Often, the role of the community is grossly underestimated in the development of the start-up ecosystem. Start-ups require a community to thrive. Often, the role of the community is grossly underestimated in the development of the startup ecosystem. Startups require community to thrive. Six weeks after founding my business, I moved into WeWork. My criteria for setting up base was to choose a location with the strongest sense of community and the least friction for a startup to scale. After getting to know the team on the ground, I became the first member to join WeWork Labs in Sydney.
Being part of a start-up community has been hugely beneficial for me. As a founder, you’re naturally invested in the survival of your business. New obstacles often arise which you never knew existed and combating these can often make you feel alone until a solution is found. However, being one small step away from another founder or business leader, who may have experienced a similar challenge, can make all the difference.
As challenging as the start-up journey can be, being surrounded by positive energy and other motivated business leaders is invaluable. Business leaders often have different skillsets and strengths so working in a close-knit community helps the flow of ideas. As part of this, feedback is key to understanding the timing of your business journey so surrounding yourself with other leaders can provide much-needed insight.
Naturally, different industries tend to evolve at different paces but what’s key is being aware of what’s working and what’s not. A disruptor may solve a major problem in a sector you don’t operate in but this may actually provide inspiration for another idea in a different industry. At Zenify, we’ve taken inspiration from innovative solutions within the financial market. From exploring this industry, we’ve worked out a way to integrate data into decision making and also how to best structure a social enterprise business that operates in retail, like ours.
Global thinking is a crucial piece of the puzzle for any start-up in the market today.
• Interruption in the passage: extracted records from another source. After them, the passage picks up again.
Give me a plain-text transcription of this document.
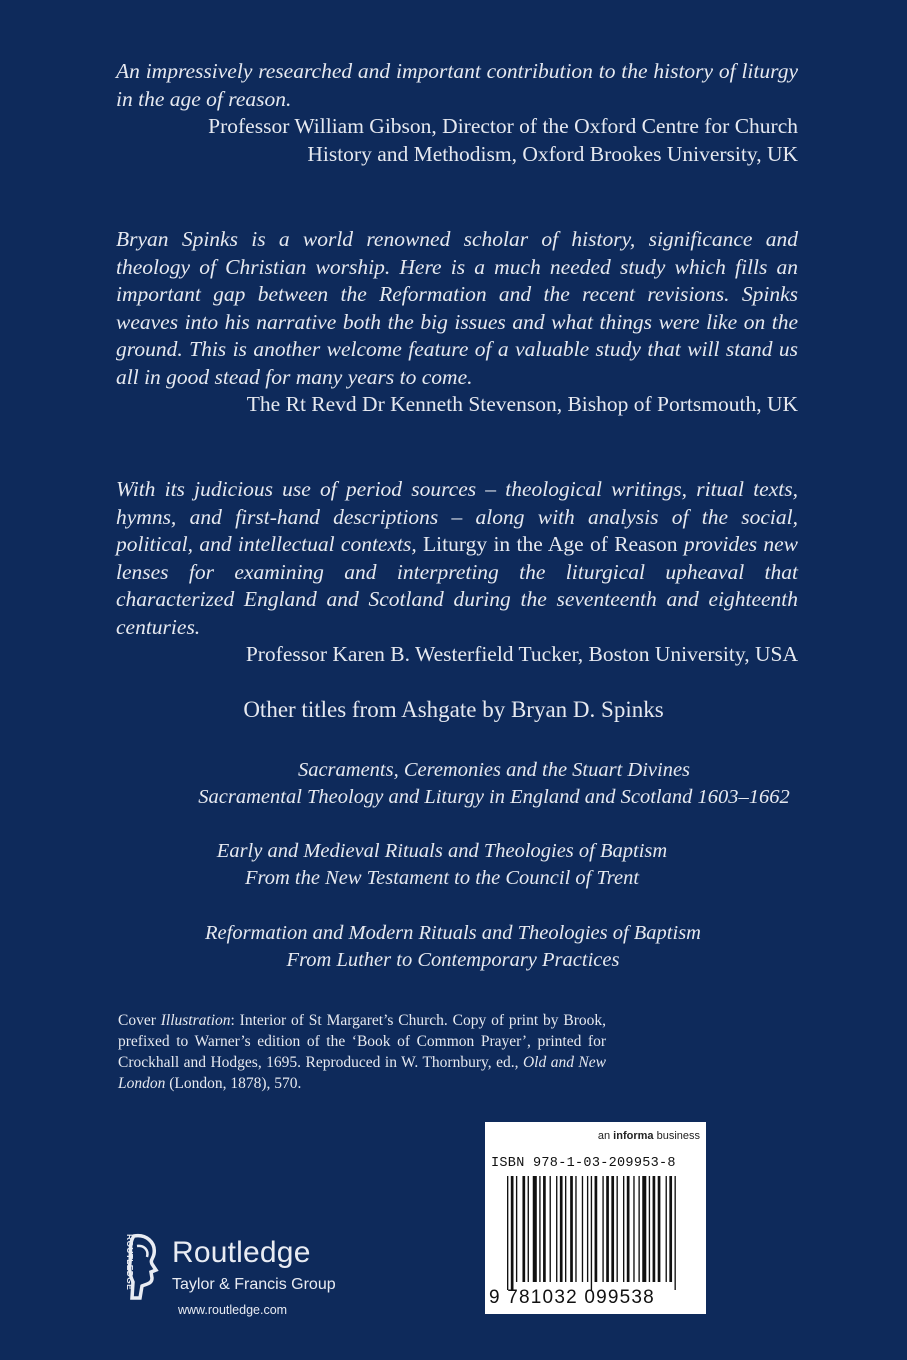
An impressively researched and important contribution to the history of liturgy in the age of reason.

Professor William Gibson, Director of the Oxford Centre for Church

History and Methodism, Oxford Brookes University, UK

Bryan Spinks is a world renowned scholar of history, significance and theology of Christian worship. Here is a much needed study which fills an important gap between the Reformation and the recent revisions. Spinks weaves into his narrative both the big issues and what things were like on the ground. This is another welcome feature of a valuable study that will stand us all in good stead for many years to come.

The Rt Revd Dr Kenneth Stevenson, Bishop of Portsmouth, UK

With its judicious use of period sources – theological writings, ritual texts, hymns, and first-hand descriptions – along with analysis of the social, political, and intellectual contexts, Liturgy in the Age of Reason provides new lenses for examining and interpreting the liturgical upheaval that characterized England and Scotland during the seventeenth and eighteenth centuries.

Professor Karen B. Westerfield Tucker, Boston University, USA

Other titles from Ashgate by Bryan D. Spinks
Sacraments, Ceremonies and the Stuart Divines
Sacramental Theology and Liturgy in England and Scotland 1603–1662
Early and Medieval Rituals and Theologies of Baptism
From the New Testament to the Council of Trent
Reformation and Modern Rituals and Theologies of Baptism
From Luther to Contemporary Practices
Cover Illustration: Interior of St Margaret’s Church. Copy of print by Brook, prefixed to Warner’s edition of the ‘Book of Common Prayer’, printed for Crockhall and Hodges, 1695. Reproduced in W. Thornbury, ed., Old and New London (London, 1878), 570.
ROUTLEDGE Routledge
Taylor & Francis Group
www.routledge.com
an informa business
ISBN 978-1-03-209953-8
9 781032 099538
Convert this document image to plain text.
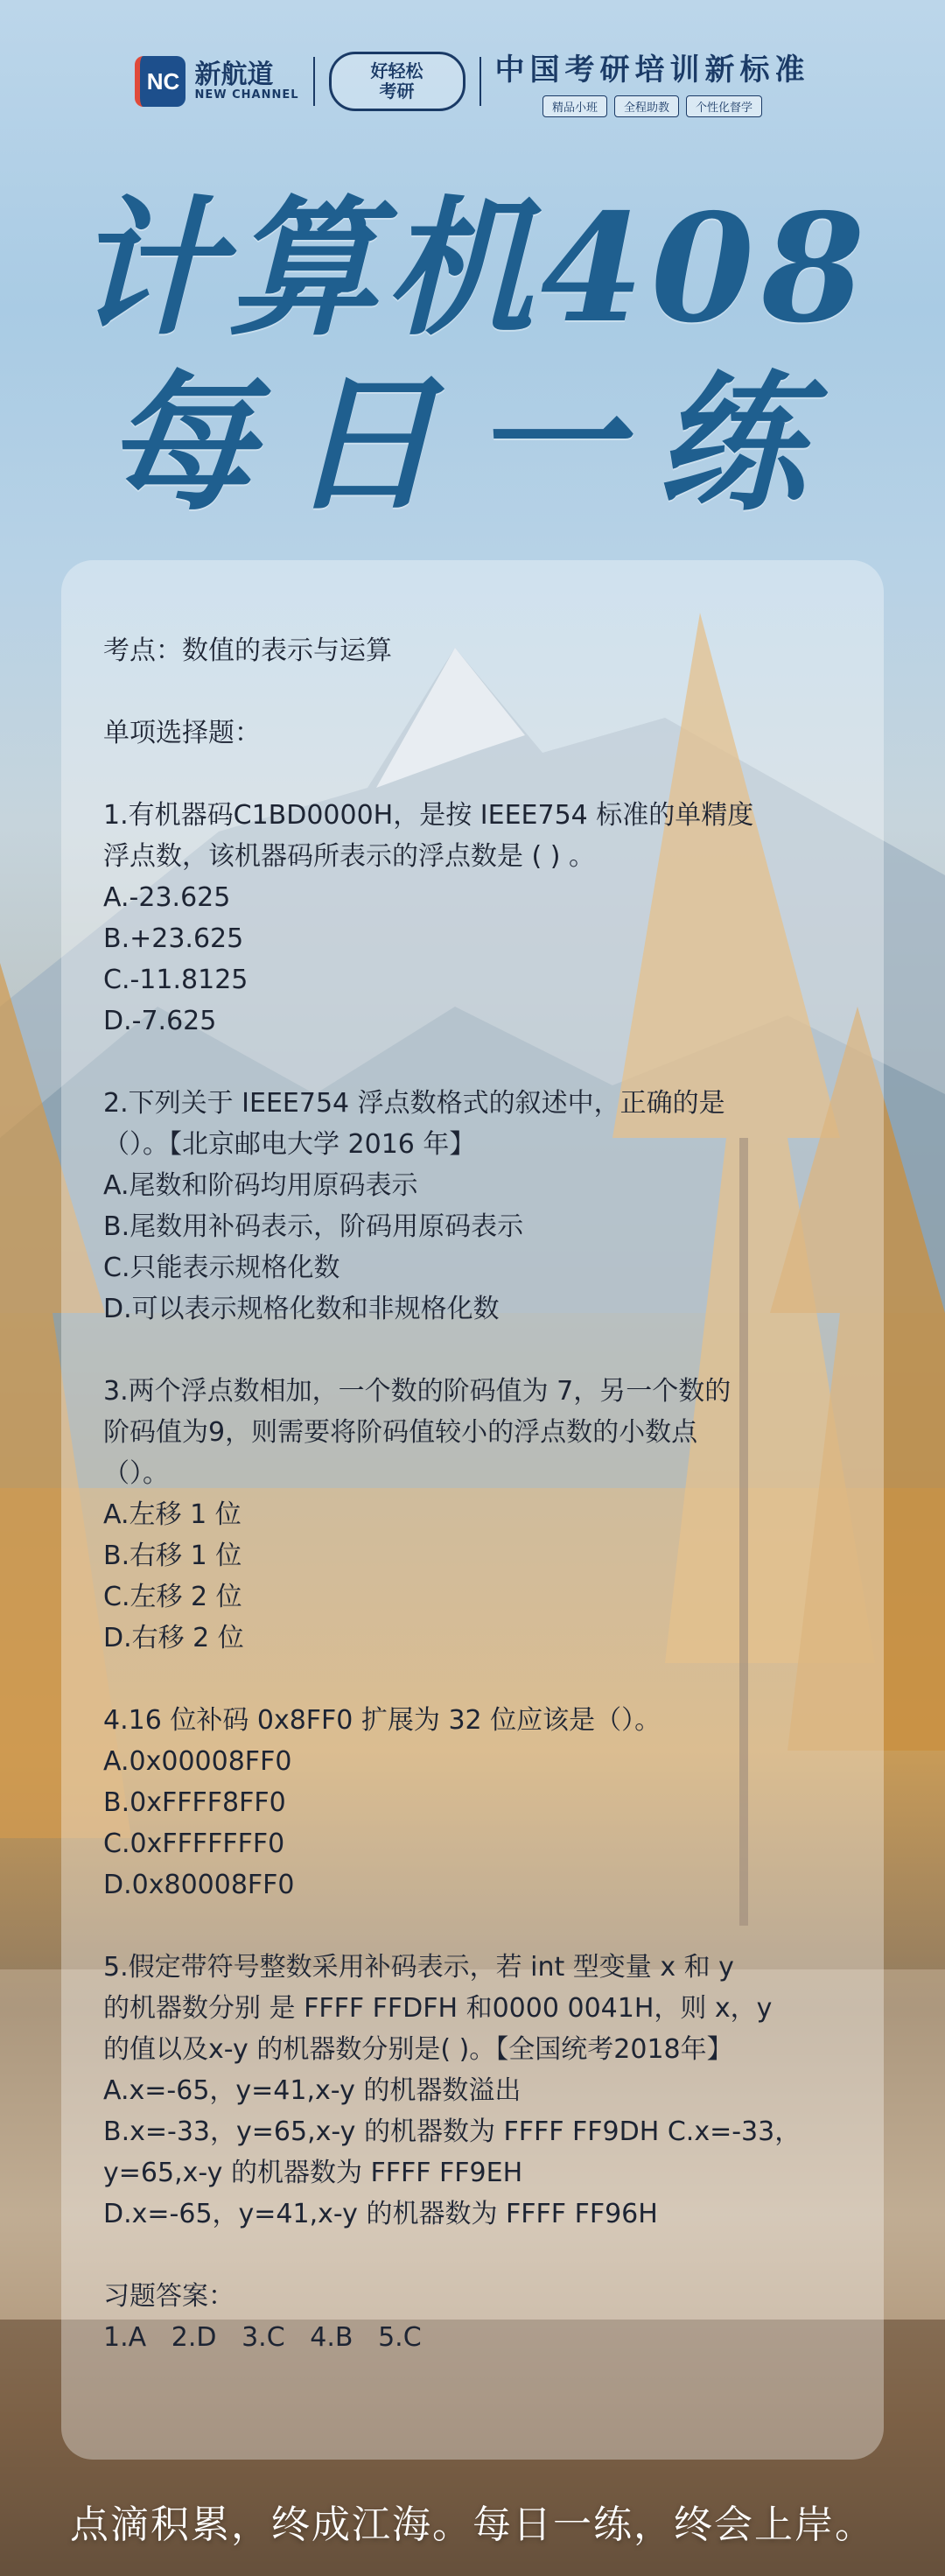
NC 新航道
NEW CHANNEL
好轻松
考研
中国考研培训新标准
精品小班	全程助教	个性化督学
计算机408
每日一练
考点：数值的表示与运算
单项选择题：
1.有机器码C1BD0000H，是按 IEEE754 标准的单精度
浮点数，该机器码所表示的浮点数是 ( ) 。
A.-23.625
B.+23.625
C.-11.8125
D.-7.625
2.下列关于 IEEE754 浮点数格式的叙述中，正确的是
（）。【北京邮电大学 2016 年】
A.尾数和阶码均用原码表示
B.尾数用补码表示，阶码用原码表示
C.只能表示规格化数
D.可以表示规格化数和非规格化数
3.两个浮点数相加，一个数的阶码值为 7，另一个数的
阶码值为9，则需要将阶码值较小的浮点数的小数点
（）。
A.左移 1 位
B.右移 1 位
C.左移 2 位
D.右移 2 位
4.16 位补码 0x8FF0 扩展为 32 位应该是（）。
A.0x00008FF0
B.0xFFFF8FF0
C.0xFFFFFFF0
D.0x80008FF0
5.假定带符号整数采用补码表示，若 int 型变量 x 和 y
的机器数分别 是 FFFF FFDFH 和0000 0041H，则 x，y
的值以及x-y 的机器数分别是( )。【全国统考2018年】
A.x=-65，y=41,x-y 的机器数溢出
B.x=-33，y=65,x-y 的机器数为 FFFF FF9DH C.x=-33，
y=65,x-y 的机器数为 FFFF FF9EH
D.x=-65，y=41,x-y 的机器数为 FFFF FF96H
习题答案：
1.A   2.D   3.C   4.B   5.C
点滴积累，终成江海。每日一练，终会上岸。
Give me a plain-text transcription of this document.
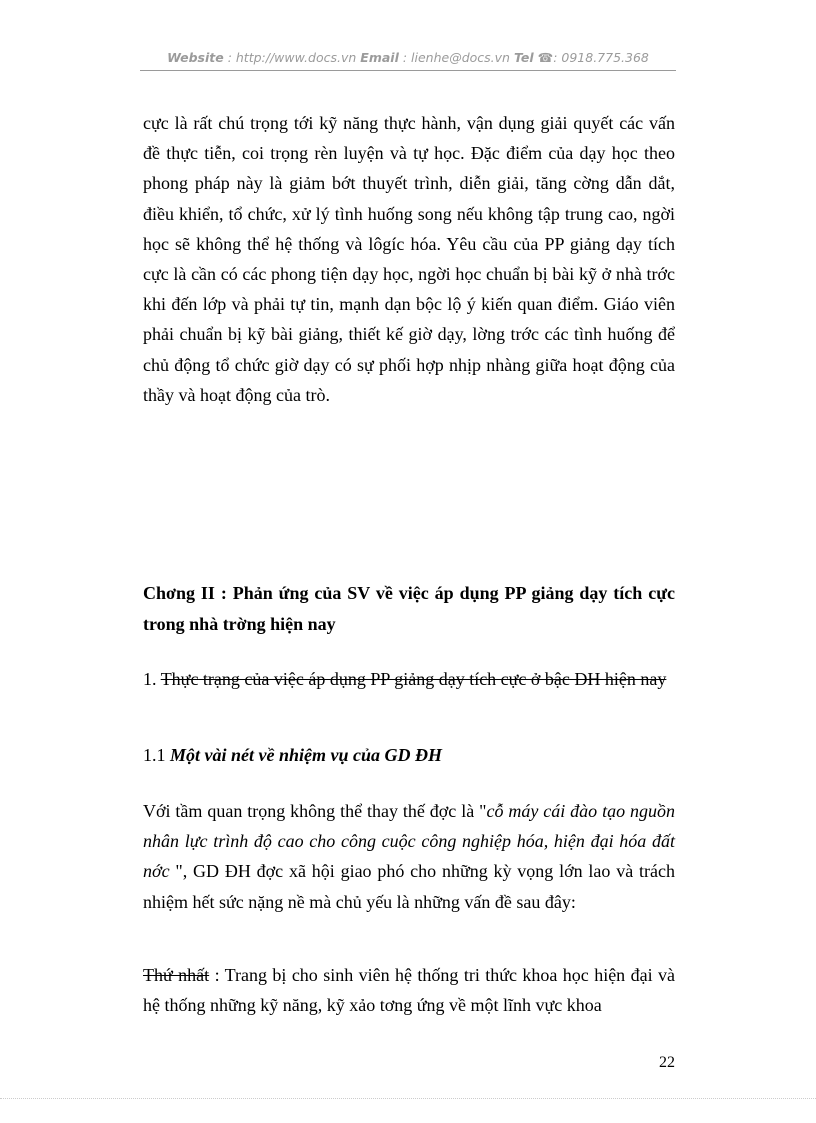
Website : http://www.docs.vn Email : lienhe@docs.vn Tel ☎: 0918.775.368
cực là rất chú trọng tới kỹ năng thực hành, vận dụng giải quyết các vấn đề thực tiễn, coi trọng rèn luyện và tự học. Đặc điểm của dạy học theo phong pháp này là giảm bớt thuyết trình, diễn giải, tăng cờng dẫn dắt, điều khiển, tổ chức, xử lý tình huống song nếu không tập trung cao, ngời học sẽ không thể hệ thống và lôgíc hóa. Yêu cầu của PP giảng dạy tích cực là cần có các phong tiện dạy học, ngời học chuẩn bị bài kỹ ở nhà trớc khi đến lớp và phải tự tin, mạnh dạn bộc lộ ý kiến quan điểm. Giáo viên phải chuẩn bị kỹ bài giảng, thiết kế giờ dạy, lờng trớc các tình huống để chủ động tổ chức giờ dạy có sự phối hợp nhịp nhàng giữa hoạt động của thầy và hoạt động của trò.
Chơng II : Phản ứng của SV về việc áp dụng PP giảng dạy tích cực trong nhà trờng hiện nay
1. Thực trạng của việc áp dụng PP giảng dạy tích cực ở bậc ĐH hiện nay
1.1 Một vài nét về nhiệm vụ của GD ĐH
Với tầm quan trọng không thể thay thế đợc là "cỗ máy cái đào tạo nguồn nhân lực trình độ cao cho công cuộc công nghiệp hóa, hiện đại hóa đất nớc ", GD ĐH đợc xã hội giao phó cho những kỳ vọng lớn lao và trách nhiệm hết sức nặng nề mà chủ yếu là những vấn đề sau đây:
Thứ nhất : Trang bị cho sinh viên hệ thống tri thức khoa học hiện đại và hệ thống những kỹ năng, kỹ xảo tơng ứng về một lĩnh vực khoa
22
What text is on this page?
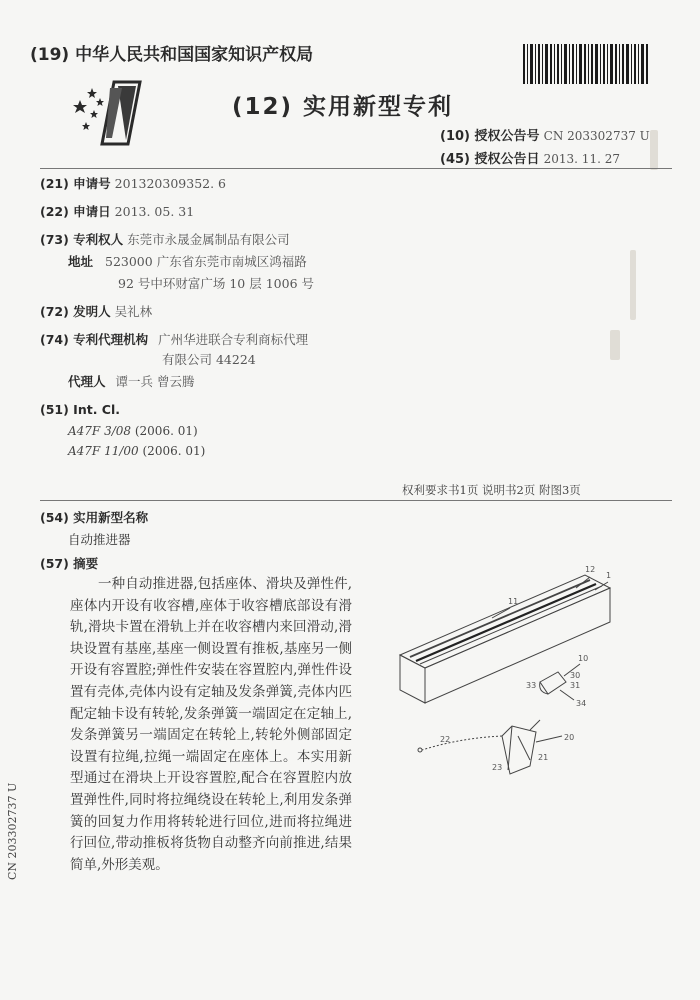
(19) 中华人民共和国国家知识产权局
(12) 实用新型专利
(10) 授权公告号 CN 203302737 U
(45) 授权公告日 2013. 11. 27
(21) 申请号 201320309352. 6
(22) 申请日 2013. 05. 31
(73) 专利权人 东莞市永晟金属制品有限公司
地址 523000 广东省东莞市南城区鸿福路
92 号中环财富广场 10 层 1006 号
(72) 发明人 吴礼林
(74) 专利代理机构 广州华进联合专利商标代理
有限公司 44224
代理人 谭一兵 曾云腾
(51) Int. Cl.
A47F 3/08 (2006. 01)
A47F 11/00 (2006. 01)
权利要求书1页 说明书2页 附图3页
(54) 实用新型名称
自动推进器
(57) 摘要
一种自动推进器,包括座体、滑块及弹性件,座体内开设有收容槽,座体于收容槽底部设有滑轨,滑块卡置在滑轨上并在收容槽内来回滑动,滑块设置有基座,基座一侧设置有推板,基座另一侧开设有容置腔;弹性件安装在容置腔内,弹性件设置有壳体,壳体内设有定轴及发条弹簧,壳体内匹配定轴卡设有转轮,发条弹簧一端固定在定轴上,发条弹簧另一端固定在转轮上,转轮外侧部固定设置有拉绳,拉绳一端固定在座体上。本实用新型通过在滑块上开设容置腔,配合在容置腔内放置弹性件,同时将拉绳绕设在转轮上,利用发条弹簧的回复力作用将转轮进行回位,进而将拉绳进行回位,带动推板将货物自动整齐向前推进,结果简单,外形美观。
11
12
1
10
30
31
34
33
20
21
23
22
CN 203302737 U
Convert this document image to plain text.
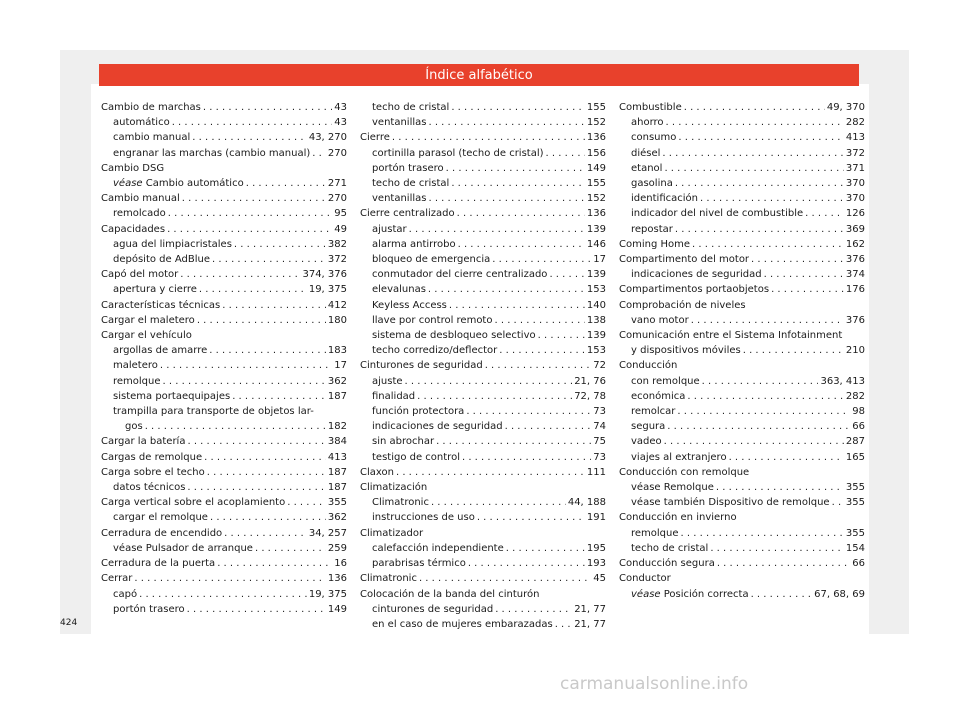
Índice alfabético
Cambio de marchas . . .	43
automático . . .	43
cambio manual . . .	43, 270
engranar las marchas (cambio manual) . . . 270
Cambio DSG
véase Cambio automático . . .	271
Cambio manual . . .	270
remolcado . . .	95
Capacidades . . .	49
agua del limpiacristales . . .	382
depósito de AdBlue . . .	372
Capó del motor . . .	374, 376
apertura y cierre . . .	19, 375
Características técnicas . . .	412
Cargar el maletero . . .	180
Cargar el vehículo
argollas de amarre . . .	183
maletero . . .	17
remolque . . .	362
sistema portaequipajes . . .	187
trampilla para transporte de objetos lar-
gos . . .	182
Cargar la batería . . .	384
Cargas de remolque . . .	413
Carga sobre el techo . . .	187
datos técnicos . . .	187
Carga vertical sobre el acoplamiento . . .	355
cargar el remolque . . .	362
Cerradura de encendido . . .	34, 257
véase Pulsador de arranque . . .	259
Cerradura de la puerta . . .	16
Cerrar . . .	136
capó . . .	19, 375
portón trasero . . .	149
techo de cristal . . .	155
ventanillas . . .	152
Cierre . . .	136
cortinilla parasol (techo de cristal) . . .	156
portón trasero . . .	149
techo de cristal . . .	155
ventanillas . . .	152
Cierre centralizado . . .	136
ajustar . . .	139
alarma antirrobo . . .	146
bloqueo de emergencia . . .	17
conmutador del cierre centralizado . . .	139
elevalunas . . .	153
Keyless Access . . .	140
llave por control remoto . . .	138
sistema de desbloqueo selectivo . . .	139
techo corredizo/deflector . . .	153
Cinturones de seguridad . . .	72
ajuste . . .	21, 76
finalidad . . .	72, 78
función protectora . . .	73
indicaciones de seguridad . . .	74
sin abrochar . . .	75
testigo de control . . .	73
Claxon . . .	111
Climatización
Climatronic . . .	44, 188
instrucciones de uso . . .	191
Climatizador
calefacción independiente . . .	195
parabrisas térmico . . .	193
Climatronic . . .	45
Colocación de la banda del cinturón
cinturones de seguridad . . .	21, 77
en el caso de mujeres embarazadas . . . 21, 77
Combustible . . .	49, 370
ahorro . . .	282
consumo . . .	413
diésel . . .	372
etanol . . .	371
gasolina . . .	370
identificación . . .	370
indicador del nivel de combustible . . .	126
repostar . . .	369
Coming Home . . .	162
Compartimento del motor . . .	376
indicaciones de seguridad . . .	374
Compartimentos portaobjetos . . .	176
Comprobación de niveles
vano motor . . .	376
Comunicación entre el Sistema Infotainment
y dispositivos móviles . . .	210
Conducción
con remolque . . .	363, 413
económica . . .	282
remolcar . . .	98
segura . . .	66
vadeo . . .	287
viajes al extranjero . . .	165
Conducción con remolque
véase Remolque . . .	355
véase también Dispositivo de remolque . . . 355
Conducción en invierno
remolque . . .	355
techo de cristal . . .	154
Conducción segura . . .	66
Conductor
véase Posición correcta . . .	67, 68, 69
424
carmanualsonline.info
Since founding my business in 2017, I have utilised networks to tap into knowledge and on-the-ground support across the globe. There’s a huge comfort in knowing I’m just one warm introduction away from a local, trusted expert.
As Zenify is a technology-driven retail start-up, in-depth knowledge about a variety of key areas is crucial. We need an intricate understanding of global logistics but also need to be up to speed on data analytics. Gaining this knowledge is critical to the success of a business and being part of a global network helped immensely.
Learning to survive, and thrive, in today’s competitive environment can be incredibly challenging – but it’s one of the most unique and rewarding experiences. As regulation evolves and investment into innovation changes shape, the start-up ecosystem needs more support. Focusing on tapping into communities of talented business leaders can make all the difference and help take your business from zero to 100.